Many residential appraisals don’t require the application of the cost approach, but there are situations where separate value opinions for land and improvements are necessary. In certain circumstances, the sales comparison approach is hampered by a shortage of sale properties that are truly comparable to the subject. Experienced appraisers recognize that a peculiar improved property sale may wholly reflect land value. They also know how to analyze outlier sales to support both vacant and improved property value opinions.
When Land Value Is Needed
An appraisal of a newly constructed property, or one where construction is proposed or in progress, usually includes a separate value for the land exclusively. Land value is also a necessary component of highest and best use analysis: when it appears that the subject property’s current use is not its highest and best use, the highest land value among possible uses can be used to determine the subject property’s highest and best use. Special-purpose properties (such as museums, schools, and libraries) rarely sell in an open market; their appraisal typically requires land value opinions.
An appraisal’s intended use may also be a separate land value estimate. When an appraiser is estimating just compensation for a partial taking, land value is a central component of the appraisal conclusion. Some intended users, including clients and regulatory agencies, mandate the use of a combination of the cost approach and land value opinion.
Clues to Identify a Land Sale
An experienced appraiser recognizes comparable sales that seem to be outside the normal range of unit prices. When an improved property’s price per square foot of building is oddly low, it is possible that the sale of that property is based primarily on land value with no (or negligible) contributory amount paid for improvements. If an improved sale property is surrounded by properties under different use, its sale price alone may be enough to indicate land value. Or if a neighborhood is likely to change significantly in the near future, improved property sales may anticipate the demolition of existing improvements and redevelopment.
Sometimes, an appraiser can expand a comparable sales search into a broader market area or past transactions. The presence of a new building indicates the underlying land was either vacant or redeveloped before new construction commenced. Research may reveal the purchase of that land or the improved property that preceded the new building.
Analysis to Derive Land Value
An extensive review of comparable sales can sometimes seem like ‘appraising the comparables.’ However, this kind of study is often the only way to derive the contribution of a land/building in a sale transaction or develop adjustment factors for paired sale analysis.
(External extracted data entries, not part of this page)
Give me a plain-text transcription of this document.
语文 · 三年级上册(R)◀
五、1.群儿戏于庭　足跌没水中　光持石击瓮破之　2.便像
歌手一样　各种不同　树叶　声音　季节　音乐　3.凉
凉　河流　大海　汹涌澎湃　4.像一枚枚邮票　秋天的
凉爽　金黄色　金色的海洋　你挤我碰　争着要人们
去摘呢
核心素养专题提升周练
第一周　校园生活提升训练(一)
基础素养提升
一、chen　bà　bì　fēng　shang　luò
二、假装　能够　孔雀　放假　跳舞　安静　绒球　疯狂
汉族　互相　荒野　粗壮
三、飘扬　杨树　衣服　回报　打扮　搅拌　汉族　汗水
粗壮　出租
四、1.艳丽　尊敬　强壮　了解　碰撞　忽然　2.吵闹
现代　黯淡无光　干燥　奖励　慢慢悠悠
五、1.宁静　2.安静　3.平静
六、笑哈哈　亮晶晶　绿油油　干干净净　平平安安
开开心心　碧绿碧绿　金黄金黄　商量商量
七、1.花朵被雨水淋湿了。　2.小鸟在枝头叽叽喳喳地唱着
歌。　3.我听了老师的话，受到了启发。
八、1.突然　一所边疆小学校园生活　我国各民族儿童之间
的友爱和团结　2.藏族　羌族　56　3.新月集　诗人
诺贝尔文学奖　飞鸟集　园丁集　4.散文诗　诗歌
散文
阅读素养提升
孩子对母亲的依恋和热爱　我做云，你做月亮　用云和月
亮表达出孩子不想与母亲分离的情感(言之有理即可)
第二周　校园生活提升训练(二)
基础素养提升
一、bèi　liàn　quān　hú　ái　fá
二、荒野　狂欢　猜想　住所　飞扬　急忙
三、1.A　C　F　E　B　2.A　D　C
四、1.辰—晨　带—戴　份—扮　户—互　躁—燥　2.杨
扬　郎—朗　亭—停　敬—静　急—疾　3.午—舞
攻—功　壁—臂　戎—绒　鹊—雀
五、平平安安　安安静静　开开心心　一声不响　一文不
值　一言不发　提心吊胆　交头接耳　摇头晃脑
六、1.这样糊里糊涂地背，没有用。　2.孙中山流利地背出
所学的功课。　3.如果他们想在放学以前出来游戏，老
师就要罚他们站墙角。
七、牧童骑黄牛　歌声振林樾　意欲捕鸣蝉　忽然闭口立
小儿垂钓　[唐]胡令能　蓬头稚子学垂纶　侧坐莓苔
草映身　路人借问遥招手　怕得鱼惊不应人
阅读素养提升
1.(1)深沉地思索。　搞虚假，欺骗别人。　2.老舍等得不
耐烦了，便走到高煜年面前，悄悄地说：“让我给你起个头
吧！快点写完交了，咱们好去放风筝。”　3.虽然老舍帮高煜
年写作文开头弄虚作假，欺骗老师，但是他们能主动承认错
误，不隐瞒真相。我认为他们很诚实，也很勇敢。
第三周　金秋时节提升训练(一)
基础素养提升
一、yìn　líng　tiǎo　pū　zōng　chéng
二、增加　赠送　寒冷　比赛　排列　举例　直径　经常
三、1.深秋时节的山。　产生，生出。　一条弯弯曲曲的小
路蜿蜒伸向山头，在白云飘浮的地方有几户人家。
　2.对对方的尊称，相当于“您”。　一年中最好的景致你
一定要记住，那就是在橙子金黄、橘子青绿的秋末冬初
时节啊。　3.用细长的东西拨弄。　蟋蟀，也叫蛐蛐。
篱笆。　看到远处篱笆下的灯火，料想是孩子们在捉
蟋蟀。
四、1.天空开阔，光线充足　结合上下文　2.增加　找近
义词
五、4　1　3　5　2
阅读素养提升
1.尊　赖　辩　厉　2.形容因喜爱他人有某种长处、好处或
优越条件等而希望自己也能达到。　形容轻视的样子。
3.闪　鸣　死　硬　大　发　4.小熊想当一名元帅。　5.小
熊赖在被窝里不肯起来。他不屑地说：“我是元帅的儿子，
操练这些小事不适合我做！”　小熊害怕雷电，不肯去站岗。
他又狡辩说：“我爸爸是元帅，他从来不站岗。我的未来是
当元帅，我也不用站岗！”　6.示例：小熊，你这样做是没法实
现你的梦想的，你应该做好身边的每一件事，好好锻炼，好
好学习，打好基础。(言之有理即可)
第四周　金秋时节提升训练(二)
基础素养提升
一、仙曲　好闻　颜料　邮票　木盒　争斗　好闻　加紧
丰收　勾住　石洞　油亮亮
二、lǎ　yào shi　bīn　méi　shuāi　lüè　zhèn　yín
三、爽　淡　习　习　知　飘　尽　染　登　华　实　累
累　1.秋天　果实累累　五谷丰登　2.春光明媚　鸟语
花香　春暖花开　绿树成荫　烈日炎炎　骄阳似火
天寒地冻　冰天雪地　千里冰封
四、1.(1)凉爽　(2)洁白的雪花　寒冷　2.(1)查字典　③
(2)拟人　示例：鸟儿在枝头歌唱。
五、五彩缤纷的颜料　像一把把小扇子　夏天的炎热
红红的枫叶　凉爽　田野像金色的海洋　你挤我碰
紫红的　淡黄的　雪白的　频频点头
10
Appraisers use several methods to estimate the value that should be attributed to land in an improved sale. One of the simplest of these processes is allocation. The appraiser assumes land and building value ratios based on ratios applied by experienced developers or percentages derived by mass appraisals of similar properties. This method works satisfactorily when sufficient development data are available or when the local assessor uses well-supported assessment models.
Extraction—another of the appraising methods mentioned above—can also separate land and improvements value. In this approach, the appraiser estimates a sale property’s depreciated costs and deducts them from the total sale price. This practice is most effective when the improvements are easily quantifiable.
Two variations of the income approach may indicate land value. In residual land capitalization, the appraiser estimates a sale property’s net operating income and subtracts from that the income due that building. The remaining net income to land reveals land value through the application of a market-derived capitalization rate. Furthermore, Ground rent capitalization requires that the appraiser research both land rental costs for similar vacant tracts and the capitalization rates suggested by those tracts’ sale.
Matching Sales Analysis to the Circumstances
A land value opinion can be required in a variety of assignments. Vacant site sales are often scarce in fully developed neighborhoods or in locations where vacant land rarely changes hands. In such instances, sales of improved properties can be used as the sole indication of land value. Some improved sales may even grant little to no value to existing improvements. The experienced appraiser knows how to identify sales that primarily indicate land value and determine such sales comparability to the subject property. Appraisers’ skill and judgment are crucial when either the assignment requirements or available comparable sales data do not fall within the demands of a simple sales comparison approach.